The Propaganda Model & the Political Economy of the Mass Media | Noam Chomsky
22. December 2017
The Propaganda Model & the Political Economy of the Mass Media | Noam Chomsky
The following video is a historical lecture held by Prof. Noam Chomsky at the Unversity of Wisconsin on the evening of March 15, 1989. In this talk, Prof. Chomsky introduces the propaganda model and explains how propaganda and systemic biases function in mass media by providing numerous examples from their coverage on foreign affairs. We translated the first part of this speech into German – please donate today so we can translate all historical speeches of Prof. Noam Chomsky and archive them digitally into multiple languages by clicking here.
The Propaganda Model & Political Economy of the Mass Media | Part I
Noam Chomsky is a world-renowned political dissident, anarchist, linguist, author and institute professor emeritus at Massachusetts Institute of Technology, where he’s taught for more than half a century.

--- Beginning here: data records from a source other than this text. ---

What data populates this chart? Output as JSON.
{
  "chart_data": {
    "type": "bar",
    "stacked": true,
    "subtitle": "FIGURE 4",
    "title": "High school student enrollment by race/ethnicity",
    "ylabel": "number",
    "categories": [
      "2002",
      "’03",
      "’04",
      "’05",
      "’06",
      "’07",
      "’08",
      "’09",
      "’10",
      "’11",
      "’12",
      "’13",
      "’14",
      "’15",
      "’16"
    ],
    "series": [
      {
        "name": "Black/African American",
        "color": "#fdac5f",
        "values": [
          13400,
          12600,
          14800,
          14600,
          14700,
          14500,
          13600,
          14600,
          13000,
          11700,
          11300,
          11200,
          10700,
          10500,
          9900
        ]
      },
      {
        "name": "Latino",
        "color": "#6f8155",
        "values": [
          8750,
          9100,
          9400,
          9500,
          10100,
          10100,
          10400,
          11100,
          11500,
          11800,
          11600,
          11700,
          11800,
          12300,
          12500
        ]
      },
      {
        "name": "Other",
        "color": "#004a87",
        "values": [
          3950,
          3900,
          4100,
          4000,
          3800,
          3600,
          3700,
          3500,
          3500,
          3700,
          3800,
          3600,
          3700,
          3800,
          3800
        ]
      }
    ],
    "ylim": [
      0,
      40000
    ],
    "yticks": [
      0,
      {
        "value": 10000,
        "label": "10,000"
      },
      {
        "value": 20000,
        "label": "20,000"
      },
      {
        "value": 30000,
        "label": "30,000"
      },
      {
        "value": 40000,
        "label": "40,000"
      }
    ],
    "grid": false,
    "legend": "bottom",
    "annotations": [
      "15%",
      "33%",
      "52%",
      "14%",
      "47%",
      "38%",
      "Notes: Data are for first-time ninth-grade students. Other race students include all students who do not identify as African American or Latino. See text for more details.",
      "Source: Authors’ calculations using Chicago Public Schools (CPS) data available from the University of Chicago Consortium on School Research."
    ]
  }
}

Chomsky has written more than 100 books, his latest being “Because We Say So“. Chomsky has been a highly influential academic figure throughout his career, and was cited within the Arts and Humanities Citation Index (A&HCI) more often than any other living scholar from 1980 to 1992. His work has influenced a wide range of domains, including artificial intelligence, cognitive science, computer science, logic, mathematics, music theory and analysis, psychology and immunology.